Senin, 30 Januari 2012

Planet Cinta

Aku Venus. Aku berotasi dengan matahari sama seperti yang lain. Hanya saja arahku berlawanan. Hal itu juga yang membuatku terlihat beda dan menjadi lebih keras kepala ketimbang yang lain. Banyak yang bilang aku ini sebenarnya sangat menarik, hanya saja awan selalu menyelimuti tubuhku hingga orang tak pernah kenal dengan ku lebih dekat.
Pertama kali aku jatuh cinta aku ya dengan Mars. Dia berada bersebelahan dengan orang yang tak ku kenal dengan baik tapi selalu disampingku, Bumi. Aku baru saja mengenalnya dan itu pun tak sengaja. Warnanya yang kemerah-merahan membuat kesan misterius tetapi maskulin. Tak gampang ditebak tetapi terlihat meyakinkan. Dia lebih bersahabat dengan yang lain dibanding aku.
Hampir sebulan kedekatan kami. Tak membuat semua jauh lebih baik. Aku yang tertutup awan berusaha untuk sedikit terbuka. Tapi dirinya yang terlihat bersahabat, malah selalu menarik awan gelap yang akhirnya menutupi dirinya sendiri dariku. Pasca itu, aku sulit melihatnya. Selain ditutup awan gelap, Bumi temannya ikut juga turut menghalang-halangiku.
          “Hei kau, tolong minggir sedikit. Aku ingin melihat Mars!” teriakku ke Bumi.
          Bumi tak menggubris.                                                                 
Sering kali aku memintanya untuk minggir. Tapi dia tetap disana dengan wajah innocent. Oh, Bumi tolonglah aku….
Aku bosan mengharapkan Mars. Kegalauan makin membuatku jauh dengan sekitarnya. Rotasiku yang berlawanan membuat waktu berjalan semakin lama. Kebosanan ini terus menghinggapi, hingga tetanggaku yang selama ini bersama, Merkurius, memintaku untuk menjadi teman dekatnya. Aku dan dia memang sudah dekat sebelumnya. Hanya saja waktu tak pernah mengijinkan kita bersama.

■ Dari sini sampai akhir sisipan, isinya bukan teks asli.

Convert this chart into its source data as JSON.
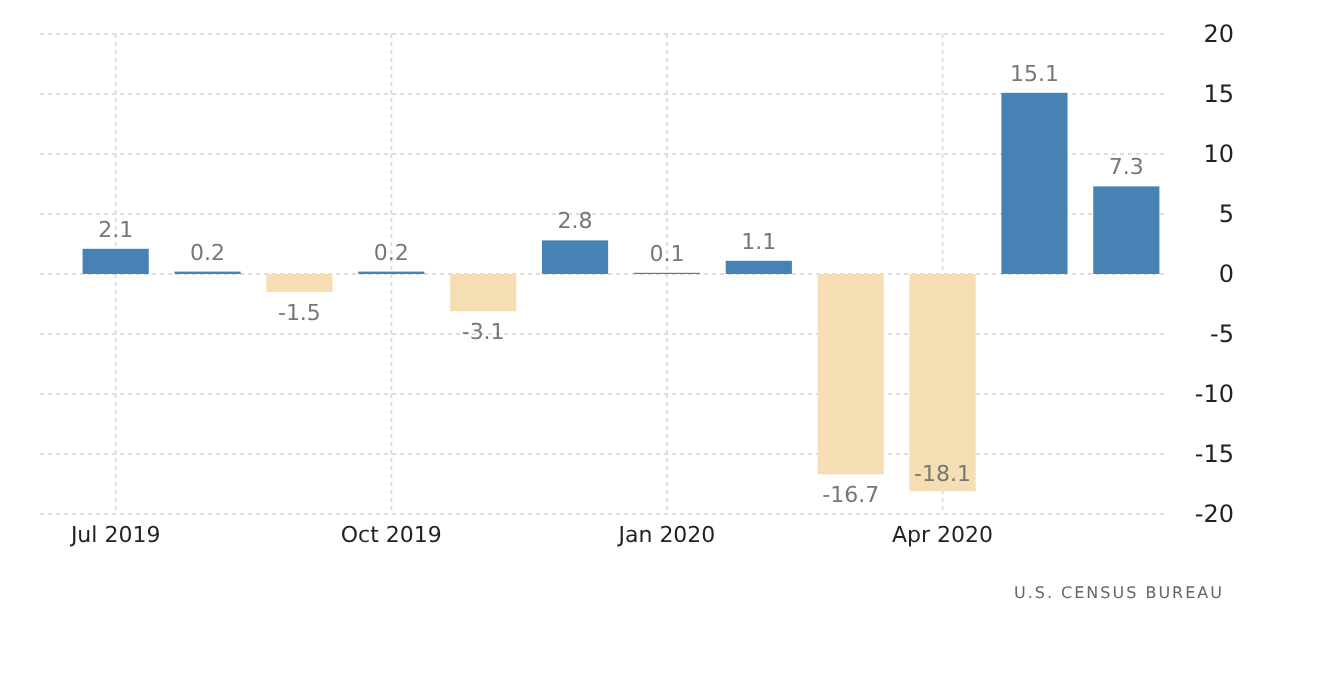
{
  "chart_data": {
    "type": "bar",
    "categories": [
      "Jul 2019",
      null,
      null,
      "Oct 2019",
      null,
      null,
      "Jan 2020",
      null,
      null,
      "Apr 2020",
      null,
      null
    ],
    "values": [
      2.1,
      0.2,
      -1.5,
      0.2,
      -3.1,
      2.8,
      0.1,
      1.1,
      -16.7,
      -18.1,
      15.1,
      7.3
    ],
    "colors": [
      "#4682b4",
      "#4682b4",
      "#f5deb3",
      "#4682b4",
      "#f5deb3",
      "#4682b4",
      "#4682b4",
      "#4682b4",
      "#f5deb3",
      "#f5deb3",
      "#4682b4",
      "#4682b4"
    ],
    "ylim": [
      -20,
      20
    ],
    "yticks": [
      -20,
      -15,
      -10,
      -5,
      0,
      5,
      10,
      15,
      20
    ],
    "grid": true,
    "data_labels": true,
    "annotations": [
      "U.S. CENSUS BUREAU"
    ]
  }
}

Aku coba menjalani dengan Merkurius. Tak banyak yang aku bisa ketahui tentangnya. Yang ku tahu hanya ada satu pesawat antariksa, Mariner, yang pernah mendekatinya, dan hubungannya menjadi intim hingga sekarang. Aku pun mengenal Mariner. Kita bersahabat. Hubungannya dengan Merkurius terhenti ketika Mariner tak tahan dengan sikap pria itu yang arogan dan angkuh.

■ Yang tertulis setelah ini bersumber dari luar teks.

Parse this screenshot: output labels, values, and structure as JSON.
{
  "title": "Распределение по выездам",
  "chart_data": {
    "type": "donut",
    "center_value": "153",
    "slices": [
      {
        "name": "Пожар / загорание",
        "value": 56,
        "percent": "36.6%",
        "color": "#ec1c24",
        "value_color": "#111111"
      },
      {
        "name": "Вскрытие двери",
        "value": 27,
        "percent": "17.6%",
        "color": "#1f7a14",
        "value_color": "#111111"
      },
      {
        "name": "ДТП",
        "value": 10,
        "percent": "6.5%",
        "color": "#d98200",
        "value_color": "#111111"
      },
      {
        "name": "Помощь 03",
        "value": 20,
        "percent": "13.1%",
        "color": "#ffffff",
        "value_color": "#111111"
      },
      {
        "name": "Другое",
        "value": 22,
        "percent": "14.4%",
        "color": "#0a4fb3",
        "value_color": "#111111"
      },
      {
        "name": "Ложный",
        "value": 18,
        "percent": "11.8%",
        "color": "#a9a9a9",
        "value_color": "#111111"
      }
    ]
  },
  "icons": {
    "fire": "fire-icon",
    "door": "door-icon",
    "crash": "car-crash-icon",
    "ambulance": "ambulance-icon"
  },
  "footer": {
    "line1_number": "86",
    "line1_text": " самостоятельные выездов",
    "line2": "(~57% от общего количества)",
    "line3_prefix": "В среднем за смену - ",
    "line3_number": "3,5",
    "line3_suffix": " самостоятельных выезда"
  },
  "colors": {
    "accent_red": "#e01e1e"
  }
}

Bodohnya, satu kesalahanku. Ketika Merkurius memintaku untuk berotasi bersamanya, aku mengiya kan. Karena ku kira Merkurius tahu arah yang benar, ternyata dia bingung dan ingin kembali mencari Mariner. Aku yang sedang kehilangan arah dan dia yang juga sedang sendiri hanya berotasi bersama sebentar saja.
Aku tak bisa mengharapkannya. Kembali aku bergulat dengan diriku. Aku memang beda dari yang lain, tertutup awan. Tapi yang patut ku syukuri masih ada harapan untuk bertahan karena ada termobakteri yang masih mau hidup bersamaku.

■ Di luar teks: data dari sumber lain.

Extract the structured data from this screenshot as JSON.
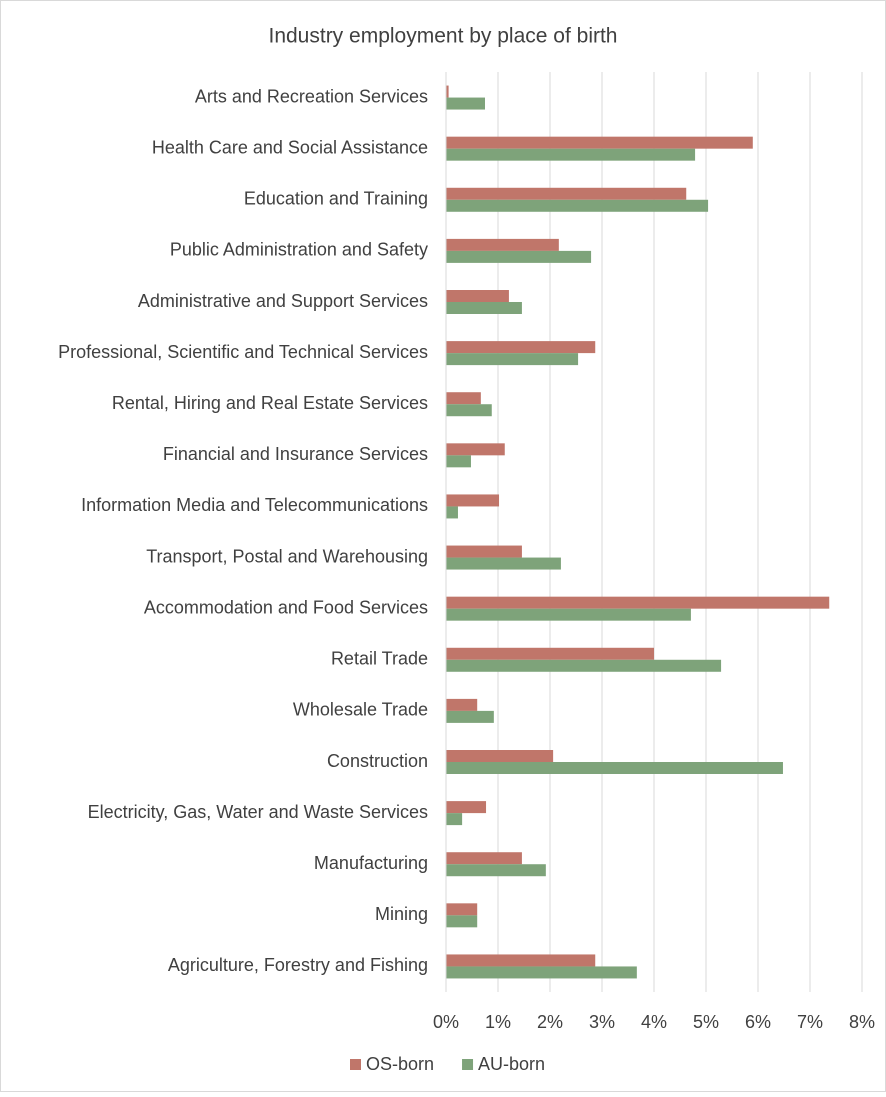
{
  "chart_data": {
    "type": "bar",
    "orientation": "horizontal",
    "title": "Industry employment by place of birth",
    "categories": [
      "Arts and Recreation Services",
      "Health Care and Social Assistance",
      "Education and Training",
      "Public Administration and Safety",
      "Administrative and Support Services",
      "Professional, Scientific and Technical Services",
      "Rental, Hiring and Real Estate Services",
      "Financial and Insurance Services",
      "Information Media and Telecommunications",
      "Transport, Postal and Warehousing",
      "Accommodation and Food Services",
      "Retail Trade",
      "Wholesale Trade",
      "Construction",
      "Electricity, Gas, Water and Waste Services",
      "Manufacturing",
      "Mining",
      "Agriculture, Forestry and Fishing"
    ],
    "series": [
      {
        "name": "OS-born",
        "color": "#c0766a",
        "values": [
          0.05,
          5.9,
          4.62,
          2.17,
          1.21,
          2.87,
          0.67,
          1.13,
          1.02,
          1.46,
          7.37,
          4.0,
          0.6,
          2.06,
          0.77,
          1.46,
          0.6,
          2.87
        ]
      },
      {
        "name": "AU-born",
        "color": "#7ea37a",
        "values": [
          0.75,
          4.79,
          5.04,
          2.79,
          1.46,
          2.54,
          0.88,
          0.48,
          0.23,
          2.21,
          4.71,
          5.29,
          0.92,
          6.48,
          0.31,
          1.92,
          0.6,
          3.67
        ]
      }
    ],
    "xlim": [
      0,
      8
    ],
    "xticks": [
      {
        "value": 0,
        "label": "0%"
      },
      {
        "value": 1,
        "label": "1%"
      },
      {
        "value": 2,
        "label": "2%"
      },
      {
        "value": 3,
        "label": "3%"
      },
      {
        "value": 4,
        "label": "4%"
      },
      {
        "value": 5,
        "label": "5%"
      },
      {
        "value": 6,
        "label": "6%"
      },
      {
        "value": 7,
        "label": "7%"
      },
      {
        "value": 8,
        "label": "8%"
      }
    ],
    "grid": true,
    "legend": "bottom"
  }
}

Aku melirik kearah Bumi. Dia begitu tenang. Padahal ditubuhnya begitu banyak rasa. Rotasinya pun jelas. Pas, tak cepat ataupun lambat. Ada kehidupan disana. Aku tak berani menegurnya setelah beberapa kali menyuruhnya pergi karena menutupi pandanganku ketika ingin melihat Mars.
Ah, sudahlah! Dia juga tak peduli denganku, menganggapku ada tau pun tidak, aku tak tahu. Wajahnya begitu datar. Tiba saat itu, kala aku terdiam sesaat karena lelah akan rutinitasku dia menegurku.
          “Hei,maukah kau menemaniku?” tawarnya.
          Aku tersentak dan terdiam.
          “Mau tidak?” tawarnya lagi.
          “Kemana?”
          “Menembus awan dan melintasi bintang.”
          Aku hanya tersenyum. Lalu berusaha menyusul langkahnya.
          Ya… seperti dugaan ku. Didalam dirinya begitu banyak kehidupan. Aku dan dia memang beda. Meskipun demikian kami memutuskan untuk berotasi bersama walaupun dia lebih cepat ketimbang aku yang berjarak tujuh putaran orbit. Ku rasa aku harus kembali ke bumi untuk dapat melanjutkan hidupku. Bersama dengannya mengelilingi matahari, sumber kehidupan ini.